Steele is part of a group that is crusading to redefine the kilogram. Its weight wouldn’t change — that sucker is still sitting pretty at about 2.2 pounds — but Steele and his colleagues think it’s high time for a mass update, one that is based on a “fundamental constant” — an inherent universal property, similar to something like the speed of light — instead.
Before you think the kilogram crusade is the work of a fringe group of mad scientists, it’s not. The update requires a “scientific tour de force,” says Steele, because defining the unit based on fundamental constants requires three experiments, in two different methods, in multiple countries. It is incredibly difficult to get consensus across all three experiments in both systems. “These are just really beautiful experiments, with great, easy to explain concepts,” he says, “but man, is the devil in the details.”
Figuring out how to measure the kilogram requires defining the fundamental constant — known among physicists as “Planck’s constant” — within an uncertainty of 50 parts per billion. In English? That’s pretty, pretty, pretty exact. Some chemistry labs are measuring this by calculating the number of atoms in a kilogram silicon sphere. But others are using a physics approach, using a device called a Kibble balance, that uses energy and electrical constants to perform the measurement. The trick is that the chemistry and physics approaches to define Planck’s constant have to match — and making the systems equivalent has never happened before.

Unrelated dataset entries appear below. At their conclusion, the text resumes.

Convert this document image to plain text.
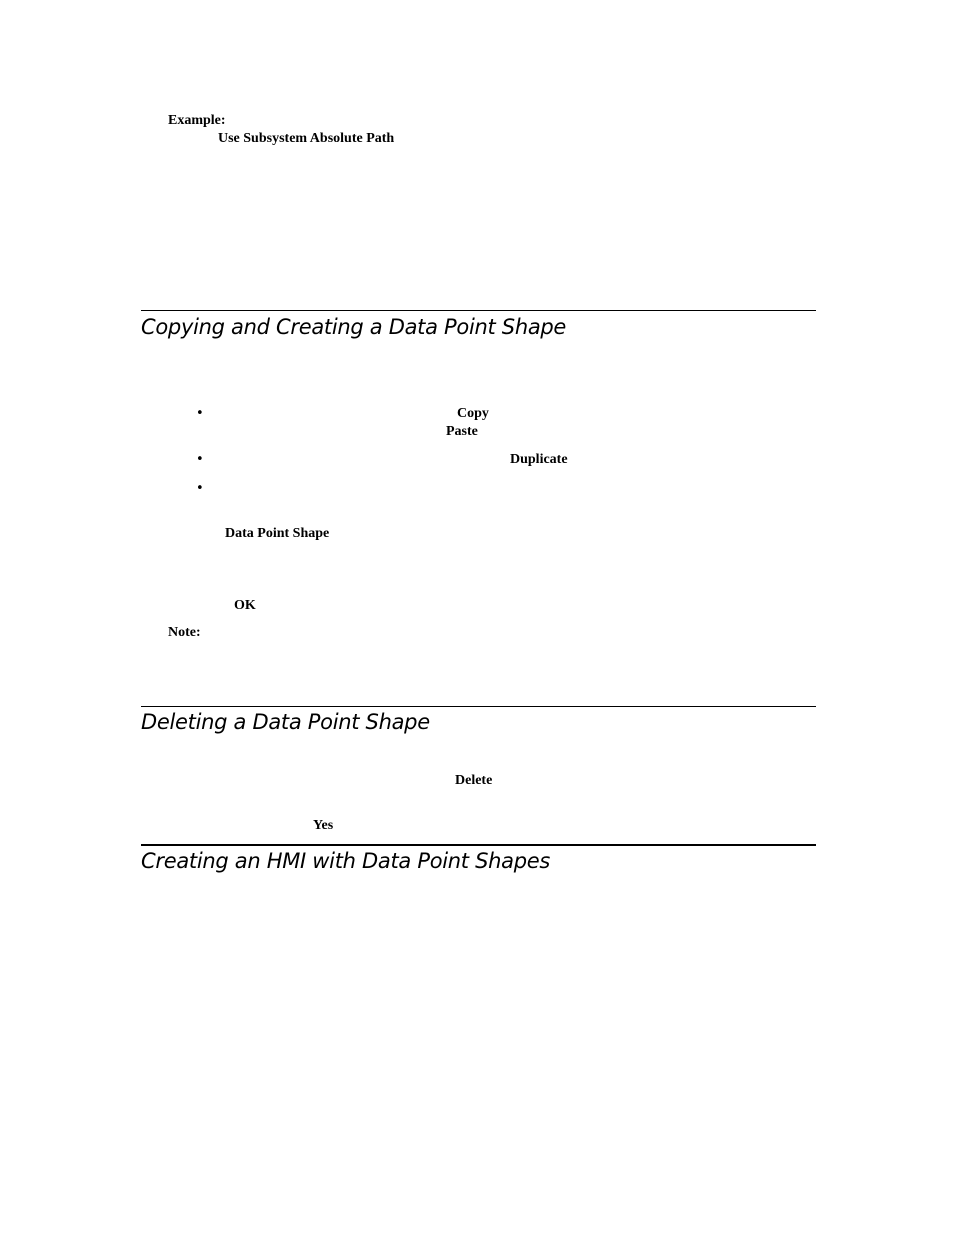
Example:
Use Subsystem Absolute Path
Copying and Creating a Data Point Shape
•	Copy
Paste
•	Duplicate
•
Data Point Shape
OK
Note:
Deleting a Data Point Shape
Delete
Yes
Creating an HMI with Data Point Shapes
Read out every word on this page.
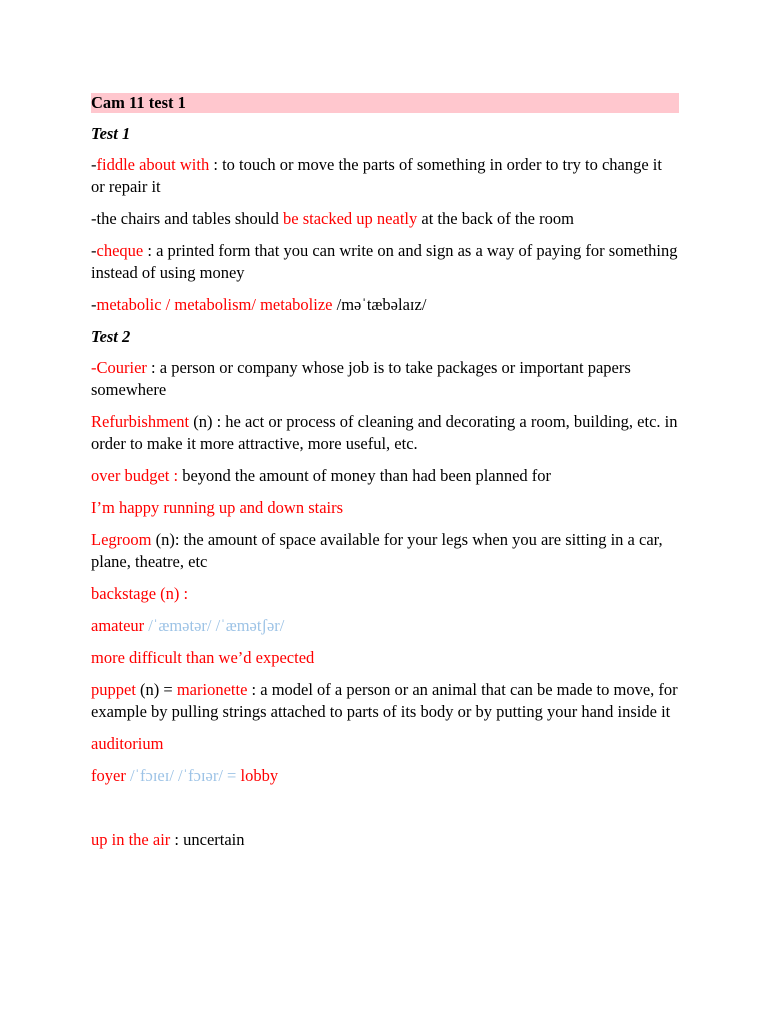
Cam 11 test 1
Test 1
-fiddle about with : to touch or move the parts of something in order to try to change it or repair it
-the chairs and tables should be stacked up neatly at the back of the room
-cheque : a printed form that you can write on and sign as a way of paying for something instead of using money
-metabolic / metabolism/ metabolize /məˈtæbəlaɪz/
Test 2
-Courier : a person or company whose job is to take packages or important papers somewhere
Refurbishment (n) : he act or process of cleaning and decorating a room, building, etc. in order to make it more attractive, more useful, etc.
over budget : beyond the amount of money than had been planned for
I’m happy running up and down stairs
Legroom (n): the amount of space available for your legs when you are sitting in a car, plane, theatre, etc
backstage (n) :
amateur /ˈæmətər/ /ˈæmətʃər/
more difficult than we’d expected
puppet (n) = marionette : a model of a person or an animal that can be made to move, for example by pulling strings attached to parts of its body or by putting your hand inside it
auditorium
foyer /ˈfɔɪeɪ/ /ˈfɔɪər/ = lobby
up in the air : uncertain
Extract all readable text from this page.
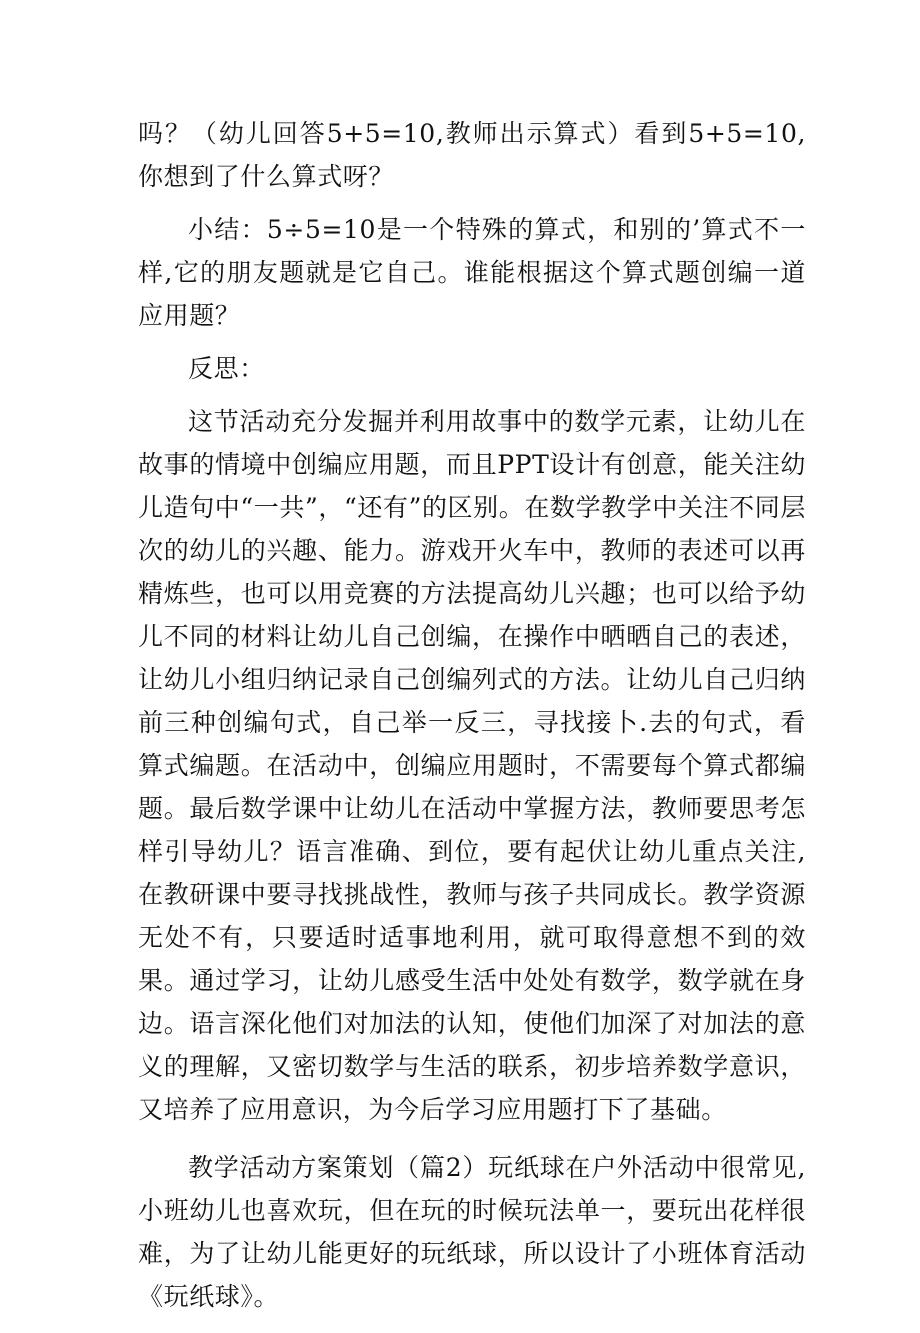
吗？（幼儿回答5+5=10,教师出示算式）看到5+5=10,你想到了什么算式呀？

小结：5÷5=10是一个特殊的算式，和别的’算式不一样,它的朋友题就是它自己。谁能根据这个算式题创编一道应用题？

反思：

这节活动充分发掘并利用故事中的数学元素，让幼儿在故事的情境中创编应用题，而且PPT设计有创意，能关注幼儿造句中“一共”，“还有”的区别。在数学教学中关注不同层次的幼儿的兴趣、能力。游戏开火车中，教师的表述可以再精炼些，也可以用竞赛的方法提高幼儿兴趣；也可以给予幼儿不同的材料让幼儿自己创编，在操作中晒晒自己的表述，让幼儿小组归纳记录自己创编列式的方法。让幼儿自己归纳前三种创编句式，自己举一反三，寻找接卜.去的句式，看算式编题。在活动中，创编应用题时，不需要每个算式都编题。最后数学课中让幼儿在活动中掌握方法，教师要思考怎样引导幼儿？语言准确、到位，要有起伏让幼儿重点关注,在教研课中要寻找挑战性，教师与孩子共同成长。教学资源无处不有，只要适时适事地利用，就可取得意想不到的效果。通过学习，让幼儿感受生活中处处有数学，数学就在身边。语言深化他们对加法的认知，使他们加深了对加法的意义的理解，又密切数学与生活的联系，初步培养数学意识，又培养了应用意识，为今后学习应用题打下了基础。

教学活动方案策划（篇2）玩纸球在户外活动中很常见,小班幼儿也喜欢玩，但在玩的时候玩法单一，要玩出花样很难，为了让幼儿能更好的玩纸球，所以设计了小班体育活动《玩纸球》。
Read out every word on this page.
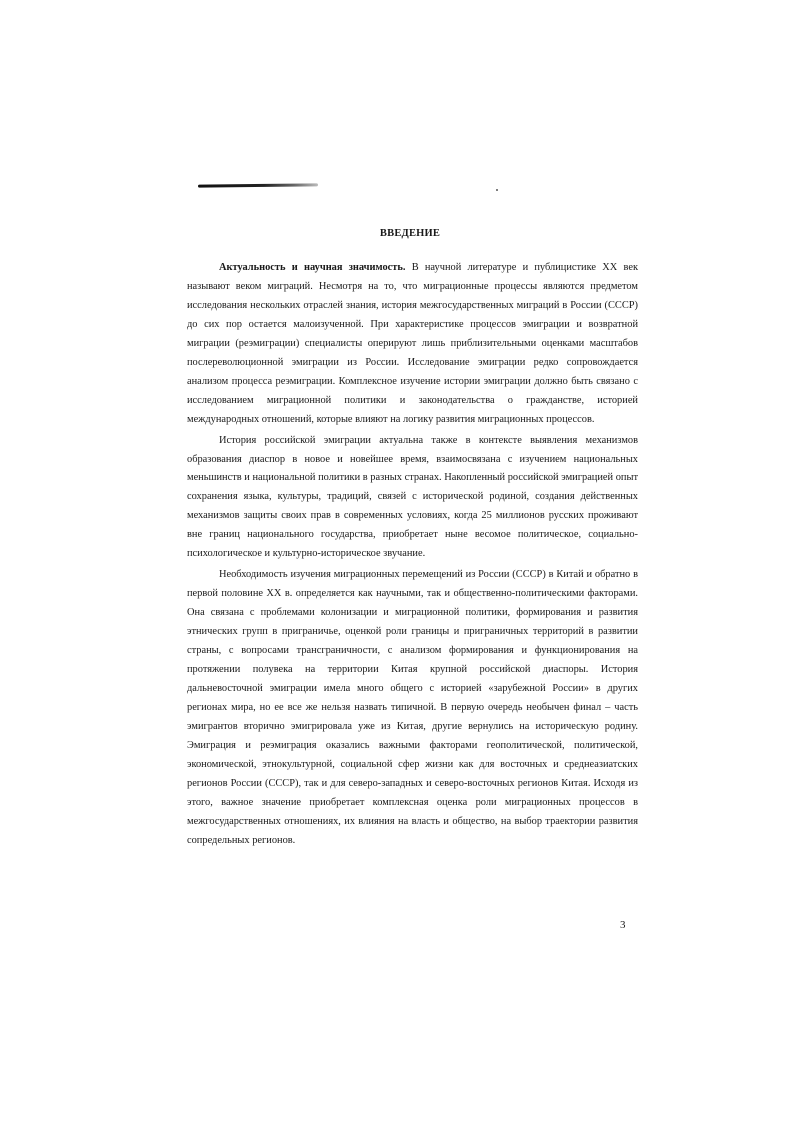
ВВЕДЕНИЕ

Актуальность и научная значимость. В научной литературе и публицистике XX век называют веком миграций. Несмотря на то, что миграционные процессы являются предметом исследования нескольких отраслей знания, история межгосударственных миграций в России (СССР) до сих пор остается малоизученной. При характеристике процессов эмиграции и возвратной миграции (реэмиграции) специалисты оперируют лишь приблизительными оценками масштабов послереволюционной эмиграции из России. Исследование эмиграции редко сопровождается анализом процесса реэмиграции. Комплексное изучение истории эмиграции должно быть связано с исследованием миграционной политики и законодательства о гражданстве, историей международных отношений, которые влияют на логику развития миграционных процессов.

История российской эмиграции актуальна также в контексте выявления механизмов образования диаспор в новое и новейшее время, взаимосвязана с изучением национальных меньшинств и национальной политики в разных странах. Накопленный российской эмиграцией опыт сохранения языка, культуры, традиций, связей с исторической родиной, создания действенных механизмов защиты своих прав в современных условиях, когда 25 миллионов русских проживают вне границ национального государства, приобретает ныне весомое политическое, социально-психологическое и культурно-историческое звучание.

Необходимость изучения миграционных перемещений из России (СССР) в Китай и обратно в первой половине XX в. определяется как научными, так и общественно-политическими факторами. Она связана с проблемами колонизации и миграционной политики, формирования и развития этнических групп в приграничье, оценкой роли границы и приграничных территорий в развитии страны, с вопросами трансграничности, с анализом формирования и функционирования на протяжении полувека на территории Китая крупной российской диаспоры. История дальневосточной эмиграции имела много общего с историей «зарубежной России» в других регионах мира, но ее все же нельзя назвать типичной. В первую очередь необычен финал – часть эмигрантов вторично эмигрировала уже из Китая, другие вернулись на историческую родину. Эмиграция и реэмиграция оказались важными факторами геополитической, политической, экономической, этнокультурной, социальной сфер жизни как для восточных и среднеазиатских регионов России (СССР), так и для северо-западных и северо-восточных регионов Китая. Исходя из этого, важное значение приобретает комплексная оценка роли миграционных процессов в межгосударственных отношениях, их влияния на власть и общество, на выбор траектории развития сопредельных регионов.

3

Redefining our units of measurement is “an event that happens probably once in our lifetime,” says Stephan Schlamminger, a physicist at the National Institute of Standards and Technology. His team has gotten a measurement of Planck’s constant with an error of 34 parts per billion (in science, the smaller the error, the better, so 34 parts per billion is definitely a good sign compared to the industry accepted maximum of 50 parts per billion). So far there is an international consensus to the number, and Schlamminger hopes to get closer to perfection with an error of 20 parts per billion by July 1, 2017, when the International Bureau of Weights and Measures will collect all the measurements to be incorporated into the international average. Once all this occurs, the final number will be debated and voted on in November 2018.
“For the end user, the transition will be seamless; you won’t know the difference,” says Schlamminger about the change. But for the scientific community, redefining these units will be invaluable, turning that lump in Paris into a symbol of a new understanding of fundamental measurements of the universe — and that’s a bragging right most lumps just don’t have.